Fear and excitement both had increased sharply when he had rolled stickily over (not without a twinge of discomfort; he was not used to such a pounding as he had received), bringing his face thankfully out of the stale bedding, to meet an entirely unexpected request. He had supposed that his youthful companion might expect Jack to bugger him in turn, and he had not been adverse to the thought, given enough time to recover from his own climax; for all his youth, he was a fine, open-looking creature with the hard confidence and strong body of a seaman. He had not expected at all that the man, lying spent and apparently sated on the filthy cover, would roll over, pull his knees up to his chest and say easily, "Give us your fist, mate."

And so he had found himself here, kneeling awkwardly on the bed with his hand coated thickly in what he thought was lard as the other man instructed him: tucking his thumb in against his palm as carefully as he could, feeling his knuckles stick and then slip inside the slick warmth, his hand folding down of its own accord into a loose fist, and most of all marvelling, light-headed with the awe of it, that any man should trust him to much. The sailor's head was tipped back and eyes rolled whitely, his mouth opening in dog-like pants; Jack's other hand groped wildly for and found the man's limp fingers, gripped them tightly, locked his own fingers through them, as if he needed something to hold him to the earth.

He could feel that he himself was hard again, incredibly so, leaking against his own stomach. As he slowly moved his hand in the incredible tight heat he realised with a start that the other man's prick was flaccid: his pleasure (and there was no question that it was pleasure Jack saw in his expressions) seemed on some other plane entirely.
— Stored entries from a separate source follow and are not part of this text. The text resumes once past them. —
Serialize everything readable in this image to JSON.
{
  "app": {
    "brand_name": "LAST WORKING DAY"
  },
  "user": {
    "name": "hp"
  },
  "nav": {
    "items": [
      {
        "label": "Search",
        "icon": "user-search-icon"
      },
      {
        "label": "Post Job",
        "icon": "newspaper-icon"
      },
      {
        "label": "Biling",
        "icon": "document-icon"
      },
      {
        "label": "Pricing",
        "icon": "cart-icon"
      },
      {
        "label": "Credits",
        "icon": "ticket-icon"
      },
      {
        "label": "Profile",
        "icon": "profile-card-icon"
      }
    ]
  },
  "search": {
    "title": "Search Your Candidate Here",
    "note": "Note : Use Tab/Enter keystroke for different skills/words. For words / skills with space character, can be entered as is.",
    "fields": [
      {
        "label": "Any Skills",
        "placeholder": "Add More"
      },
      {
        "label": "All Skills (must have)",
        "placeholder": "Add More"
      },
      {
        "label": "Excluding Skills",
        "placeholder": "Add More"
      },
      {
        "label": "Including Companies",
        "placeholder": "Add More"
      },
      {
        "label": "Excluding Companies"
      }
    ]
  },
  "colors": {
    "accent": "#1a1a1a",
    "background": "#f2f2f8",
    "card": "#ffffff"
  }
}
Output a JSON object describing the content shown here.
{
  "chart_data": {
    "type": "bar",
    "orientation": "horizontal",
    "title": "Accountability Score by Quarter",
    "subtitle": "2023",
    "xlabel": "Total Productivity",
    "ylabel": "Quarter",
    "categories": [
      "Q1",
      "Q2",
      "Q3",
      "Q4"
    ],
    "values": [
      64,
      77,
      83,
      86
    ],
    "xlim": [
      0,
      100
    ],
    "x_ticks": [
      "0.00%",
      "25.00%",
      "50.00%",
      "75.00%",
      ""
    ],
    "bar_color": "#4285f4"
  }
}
Jack himself had never known a pleasure quite like this, without any touch to himself; time seemed to stretch and shrink, and he never knew how long they were there, never even knew quite when it was that he himself came off in sheer astonished sympathy.

He had pushed it to the back of his mind, afterwards, and told himself that he had been so drunk he had barely known what he was doing - drunk enough, certainly, that he didn't remember so much as his companion's face. He did not think on it again (or, if he were honest with himself, did not *allow* himself to think on it, or thought on it only when he had taken a little too much drink, or very occasionally when he was vaguely dissatisfied in the company of one woman or another) until that long difficult day aboard the Sophie, in between dealing with Sir Harry and the confounded merchantmen and the long slow coming of the dusk. His thoughts dwelt upon his coxswain, a fine seaman and captain of the maintop: how surprised he had been, there on the parapet, to find that it was his captain's hand he grapsed - and then abruptly the man's voice came back to him, the gritted words in all that terrible noise, and he knew where he had heard it before.

It was not for that reason that he offered Bonden the quarter-deck, not in the least, yet he found himself curiously disappointed. He thought perhaps that the man had recognised him (that flash of white teeth, when Jack spoke of having once been on the lower deck, and the lumpish embarrassment after), and he should have thanked any listening gods that Bonden was too decent to allude to it if he had. Still, he thought, half-wistfully, it was a shame that they should not meet again at any time as equals: a shame, and that was all; and if the captain was in less than the best humour for the rest of that tedious working in, surely there was nothing more to it than concern over the absent doctor.